Under a “sense of Congress” amendment offered by Rep. Sam Farr,
D-Calif., to the fiscal 2004 Transportation-Treasury
appropriations bill, the Federal Salary Council would be
prohibited from eliminating any special locality pay areas until
2005.
“My amendment essentially states that Congress believes current
locality pay areas should be held harmless over the next year,”
Farr said on the House floor Thursday. “We ask that [the Office of
Personnel Management] not eliminate any current locality pay area,
but we do not object to OPM adding any new areas.”
The government established the locality pay system under the
1990 Federal Employees Pay Comparability Act. Federal workers in
31 metropolitan areas, including Atlanta, Washington and San
Francisco, receive special locality pay, based on the cost of
labor in each city. Outside the 31 areas, federal workers in the
48 contiguous states are covered by the “Rest of the U.S.”
locality pay category. Each year the Federal Salary Council, a
panel of government officials and federal union leaders, makes a
recommendation on locality pay areas to the President's Pay Agent,
a group that includes OPM Director Kay Coles James, Labor
Secretary Elaine Chao and Office of Management and Budget Director
Joshua Bolten. The Pay Agent then makes a recommendation to the
president.
This year, the group decided to hold off on making changes to
locality pay areas because OMB was revising its metropolitan
statistical areas (MSAs) and consolidated metropolitan statistical
areas, which are defined using population, population density and
commuting information. In the past, locality pay areas have been
developed using MSAs. In 1999, Monterey County, Calif., was added
to the San Francisco locality pay area, but the
redrawn MSA lines may lead to the loss of special locality pay for
the county, affecting the salaries of more than 4,000 federal
employees. According to Farr, who testified before the Federal
Salary Council on Wednesday, the cost–of-living in Monterey County
is as high as that of San Francisco and San Jose and the
elimination of locality pay could send federal employees packing.

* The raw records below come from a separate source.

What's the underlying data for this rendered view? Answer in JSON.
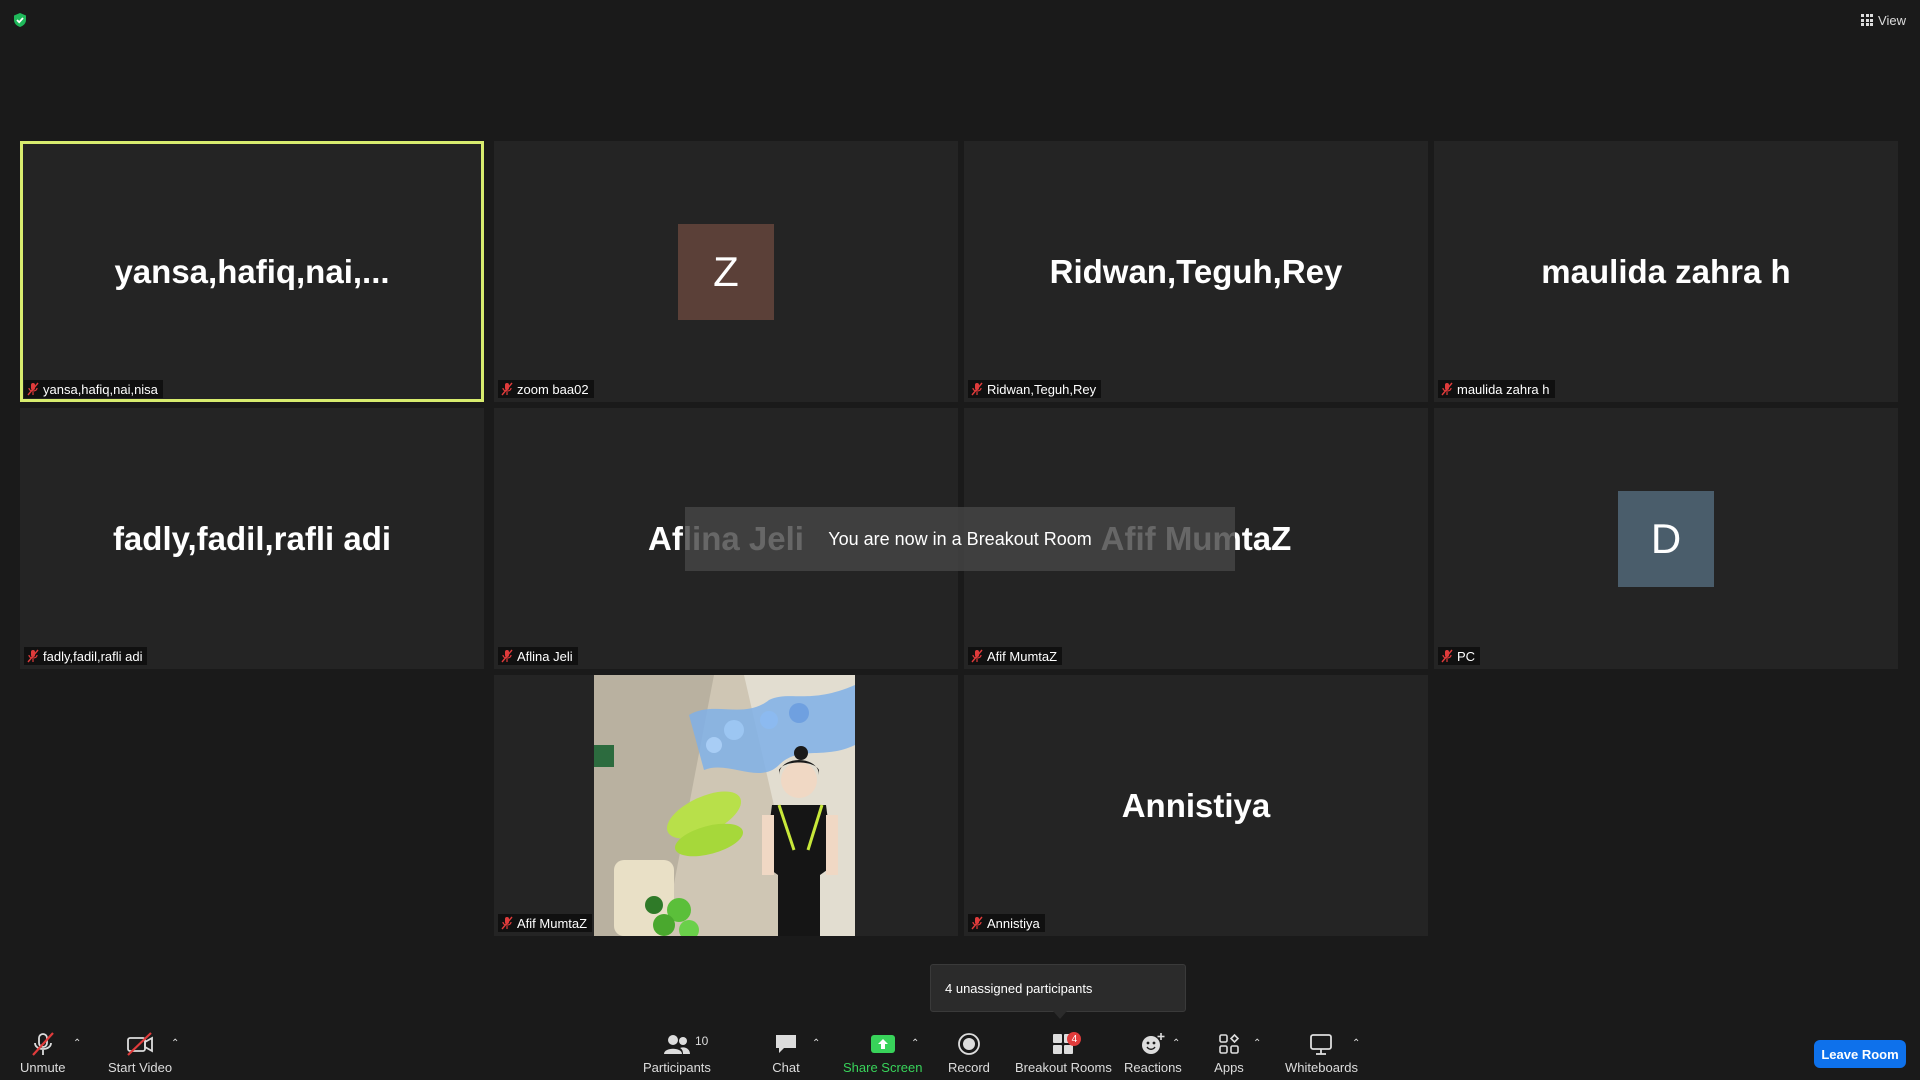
{
  "header": {
    "view_label": "View"
  },
  "tiles": [
    {
      "display": "yansa,hafiq,nai,...",
      "name": "yansa,hafiq,nai,nisa"
    },
    {
      "avatar": "Z",
      "avatar_color": "#5b4038",
      "name": "zoom baa02"
    },
    {
      "display": "Ridwan,Teguh,Rey",
      "name": "Ridwan,Teguh,Rey"
    },
    {
      "display": "maulida zahra h",
      "name": "maulida zahra h"
    },
    {
      "display": "fadly,fadil,rafli adi",
      "name": "fadly,fadil,rafli adi"
    },
    {
      "display": "Aflina Jeli",
      "name": "Aflina Jeli"
    },
    {
      "display": "Afif MumtaZ",
      "name": "Afif MumtaZ"
    },
    {
      "avatar": "D",
      "avatar_color": "#4a5d6b",
      "name": "PC"
    },
    {
      "name": "Afif MumtaZ"
    },
    {
      "display": "Annistiya",
      "name": "Annistiya"
    }
  ],
  "notification": {
    "text": "You are now in a Breakout Room"
  },
  "tooltip": {
    "text": "4 unassigned participants"
  },
  "toolbar": {
    "unmute": "Unmute",
    "start_video": "Start Video",
    "participants": "Participants",
    "participants_count": "10",
    "chat": "Chat",
    "share_screen": "Share Screen",
    "record": "Record",
    "breakout_rooms": "Breakout Rooms",
    "breakout_badge": "4",
    "reactions": "Reactions",
    "apps": "Apps",
    "whiteboards": "Whiteboards",
    "leave": "Leave Room"
  },
  "colors": {
    "active_speaker": "#d8ec6e",
    "share_green": "#38d35a",
    "leave_blue": "#0e71eb",
    "mute_red": "#e03b3b"
  }
}
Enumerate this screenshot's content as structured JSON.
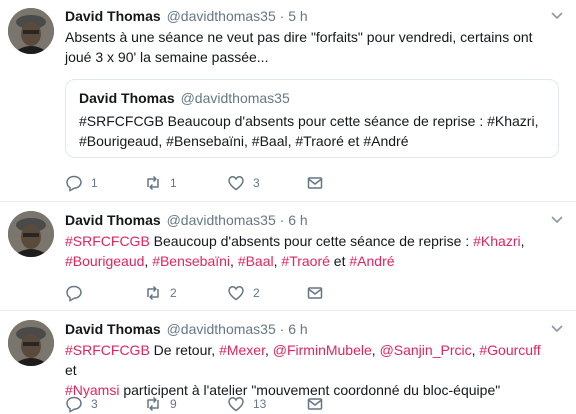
{
  "tweets": [
    {
      "author_name": "David Thomas",
      "author_handle": "@davidthomas35",
      "separator": "·",
      "time": "5 h",
      "text_line1": "Absents à une séance ne veut pas dire \"forfaits\" pour vendredi, certains ont",
      "text_line2": "joué 3 x 90' la semaine passée...",
      "quote": {
        "author_name": "David Thomas",
        "author_handle": "@davidthomas35",
        "text_line1": "#SRFCFCGB Beaucoup d'absents pour cette séance de reprise : #Khazri,",
        "text_line2": "#Bourigeaud, #Bensebaïni, #Baal, #Traoré et #André"
      },
      "reply_count": "1",
      "retweet_count": "1",
      "like_count": "3"
    },
    {
      "author_name": "David Thomas",
      "author_handle": "@davidthomas35",
      "separator": "·",
      "time": "6 h",
      "parts": {
        "h1": "#SRFCFCGB",
        "t1": " Beaucoup d'absents pour cette séance de reprise : ",
        "h2": "#Khazri",
        "t2": ",",
        "h3": "#Bourigeaud",
        "t3": ", ",
        "h4": "#Bensebaïni",
        "t4": ", ",
        "h5": "#Baal",
        "t5": ", ",
        "h6": "#Traoré",
        "t6": " et ",
        "h7": "#André"
      },
      "reply_count": "",
      "retweet_count": "2",
      "like_count": "2"
    },
    {
      "author_name": "David Thomas",
      "author_handle": "@davidthomas35",
      "separator": "·",
      "time": "6 h",
      "parts": {
        "h1": "#SRFCFCGB",
        "t1": " De retour, ",
        "h2": "#Mexer",
        "t2": ", ",
        "h3": "@FirminMubele",
        "t3": ", ",
        "h4": "@Sanjin_Prcic",
        "t4": ", ",
        "h5": "#Gourcuff",
        "t5": " et",
        "h6": "#Nyamsi",
        "t6": " participent à l'atelier \"mouvement coordonné du bloc-équipe\""
      },
      "reply_count": "3",
      "retweet_count": "9",
      "like_count": "13"
    }
  ],
  "icons": {
    "reply": "reply-icon",
    "retweet": "retweet-icon",
    "like": "heart-icon",
    "dm": "envelope-icon",
    "more": "chevron-down-icon"
  },
  "colors": {
    "hashtag": "#e0245e",
    "secondary_text": "#657786",
    "divider": "#e6ecf0"
  }
}
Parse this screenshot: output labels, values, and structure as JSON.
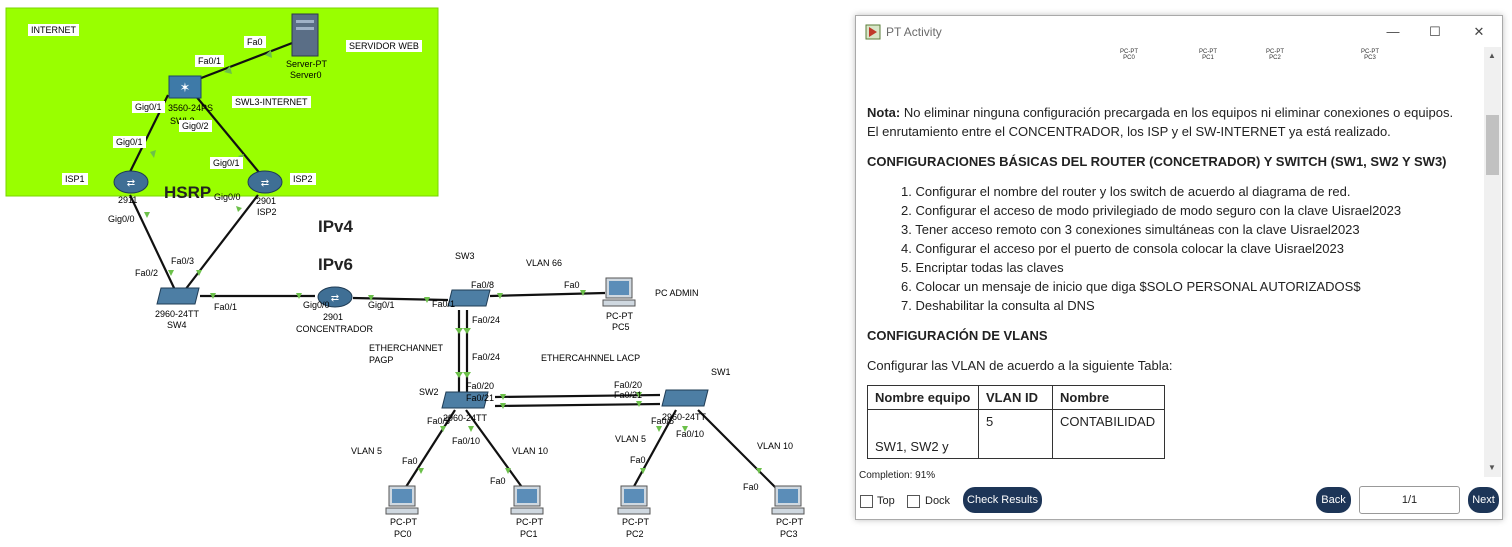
{
  "topology": {
    "zone_internet_label": "INTERNET",
    "server_web_label": "SERVIDOR WEB",
    "swl3_internet_label": "SWL3-INTERNET",
    "hsrp_label": "HSRP",
    "ipv4_label": "IPv4",
    "ipv6_label": "IPv6",
    "etherchannel_pagp_1": "ETHERCHANNET",
    "etherchannel_pagp_2": "PAGP",
    "etherchannel_lacp": "ETHERCAHNNEL LACP",
    "pc_admin_label": "PC ADMIN",
    "vlan66": "VLAN 66",
    "vlan5_a": "VLAN 5",
    "vlan10_a": "VLAN 10",
    "vlan5_b": "VLAN 5",
    "vlan10_b": "VLAN 10",
    "devices": {
      "server": {
        "model": "Server-PT",
        "name": "Server0"
      },
      "swl3": {
        "model": "3560-24PS",
        "name": "SWL3"
      },
      "isp1": {
        "tag": "ISP1",
        "model": "2911",
        "name": "ISP1"
      },
      "isp2": {
        "tag": "ISP2",
        "model": "2901",
        "name": "ISP2"
      },
      "sw4": {
        "model": "2960-24TT",
        "name": "SW4"
      },
      "conc": {
        "model": "2901",
        "name": "CONCENTRADOR"
      },
      "sw3": {
        "name": "SW3"
      },
      "pc5": {
        "model": "PC-PT",
        "name": "PC5"
      },
      "sw2": {
        "tag": "SW2",
        "model": "2960-24TT",
        "name": "SW2"
      },
      "sw1": {
        "tag": "SW1",
        "model": "2960-24TT",
        "name": "SW1"
      },
      "pc0": {
        "model": "PC-PT",
        "name": "PC0"
      },
      "pc1": {
        "model": "PC-PT",
        "name": "PC1"
      },
      "pc2": {
        "model": "PC-PT",
        "name": "PC2"
      },
      "pc3": {
        "model": "PC-PT",
        "name": "PC3"
      }
    },
    "ports": {
      "fa0_server": "Fa0",
      "fa01_swl3": "Fa0/1",
      "gig01_swl3": "Gig0/1",
      "gig02_swl3": "Gig0/2",
      "gig01_isp1": "Gig0/1",
      "gig01_isp2": "Gig0/1",
      "gig00_isp1": "Gig0/0",
      "gig00_isp2": "Gig0/0",
      "fa02_sw4": "Fa0/2",
      "fa03_sw4": "Fa0/3",
      "fa01_sw4": "Fa0/1",
      "gig00_conc": "Gig0/0",
      "gig01_conc": "Gig0/1",
      "fa01_sw3": "Fa0/1",
      "fa08_sw3": "Fa0/8",
      "fa0_pc5": "Fa0",
      "fa024_sw3": "Fa0/24",
      "fa024_sw2": "Fa0/24",
      "fa020_sw2": "Fa0/20",
      "fa021_sw2": "Fa0/21",
      "fa020_sw1": "Fa0/20",
      "fa021_sw1": "Fa0/21",
      "fa05_sw2": "Fa0/5",
      "fa010_sw2": "Fa0/10",
      "fa05_sw1": "Fa0/5",
      "fa010_sw1": "Fa0/10",
      "fa0_pc0": "Fa0",
      "fa0_pc1": "Fa0",
      "fa0_pc2": "Fa0",
      "fa0_pc3": "Fa0"
    }
  },
  "window": {
    "title": "PT Activity",
    "thumb_pcs": [
      {
        "model": "PC-PT",
        "name": "PC0"
      },
      {
        "model": "PC-PT",
        "name": "PC1"
      },
      {
        "model": "PC-PT",
        "name": "PC2"
      },
      {
        "model": "PC-PT",
        "name": "PC3"
      }
    ],
    "note_bold": "Nota:",
    "note_rest": " No eliminar ninguna configuración precargada en los equipos ni eliminar conexiones o equipos.",
    "note_line2": "El enrutamiento entre el CONCENTRADOR, los ISP y el SW-INTERNET ya está realizado.",
    "heading_basic": "CONFIGURACIONES BÁSICAS DEL ROUTER (CONCETRADOR) Y SWITCH (SW1, SW2 Y SW3)",
    "steps": [
      "1. Configurar el nombre del router y los switch de acuerdo al diagrama de red.",
      "2. Configurar el acceso de modo privilegiado de modo seguro con la clave Uisrael2023",
      "3. Tener acceso remoto con 3 conexiones simultáneas con la clave Uisrael2023",
      "4. Configurar el acceso por el puerto de consola colocar la clave Uisrael2023",
      "5. Encriptar todas las claves",
      "6. Colocar un mensaje de inicio que diga $SOLO PERSONAL AUTORIZADOS$",
      "7. Deshabilitar la consulta al DNS"
    ],
    "heading_vlans": "CONFIGURACIÓN DE VLANS",
    "vlan_intro": "Configurar las VLAN de acuerdo a la siguiente Tabla:",
    "table": {
      "headers": [
        "Nombre equipo",
        "VLAN ID",
        "Nombre"
      ],
      "row1": [
        "SW1, SW2 y",
        "5",
        "CONTABILIDAD"
      ]
    },
    "completion": "Completion: 91%",
    "top_label": "Top",
    "dock_label": "Dock",
    "check_results": "Check Results",
    "back": "Back",
    "page_indicator": "1/1",
    "next": "Next"
  },
  "colors": {
    "internet_zone": "#99ff00",
    "button_dark": "#1d3557",
    "link_dot": "#6cc04a"
  }
}
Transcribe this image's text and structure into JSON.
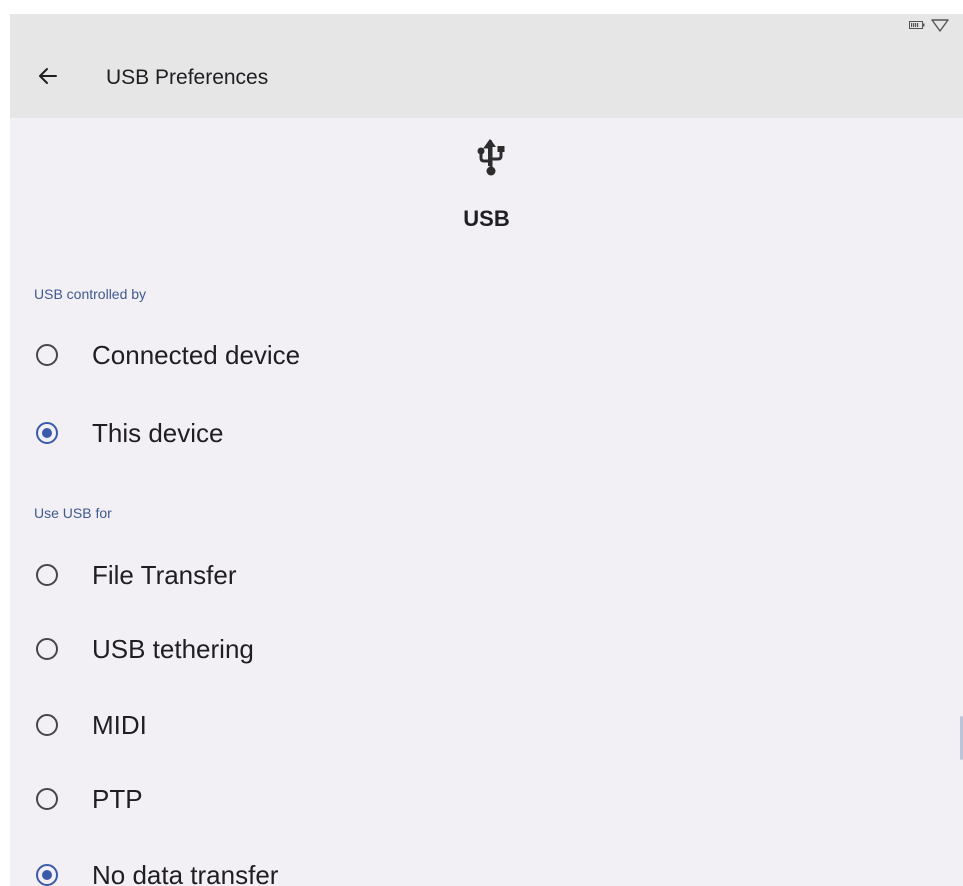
{
  "status_bar": {
    "icons": [
      "battery-icon",
      "wifi-icon"
    ]
  },
  "app_bar": {
    "back_icon": "arrow-left",
    "title": "USB Preferences"
  },
  "hero": {
    "icon": "usb-icon",
    "title": "USB"
  },
  "sections": [
    {
      "header": "USB controlled by",
      "options": [
        {
          "label": "Connected device",
          "checked": false
        },
        {
          "label": "This device",
          "checked": true
        }
      ]
    },
    {
      "header": "Use USB for",
      "options": [
        {
          "label": "File Transfer",
          "checked": false
        },
        {
          "label": "USB tethering",
          "checked": false
        },
        {
          "label": "MIDI",
          "checked": false
        },
        {
          "label": "PTP",
          "checked": false
        },
        {
          "label": "No data transfer",
          "checked": true
        }
      ]
    }
  ],
  "colors": {
    "accent": "#3b5ba9",
    "section_header": "#3f5a8e",
    "background": "#f2f0f4",
    "app_bar": "#e6e6e6"
  }
}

“If Monterey federal agencies are going to have any hope of
recruiting and retaining qualified and talented people in the
federal workforce, maintaining the highest possible locality pay
we can is imperative,” one Monterey County federal employee wrote
in an Aug. 27 letter to the council.
A working group within the council is expected to make
recommendations to the full council in the next few weeks. The
council's options include adopting the new MSAs, sticking with the
old MSAs or developing its own locality pay areas. The council is
expected to make a decision on the matter when it meets again on
Oct. 7.
Farr said his amendment would give the council time to “do the
research right and to draw up a fair and defensible plan for
locality pay boundary designations.”
“I will do everything in my power to ensure federal employees
in Monterey County do not see a decrease in their paycheck,” Farr
said. “The issue is too complex and too sensitive to figure out in
a month. Thousands of federal employee paychecks and, consequently
federal agency missions, hang in the balance.”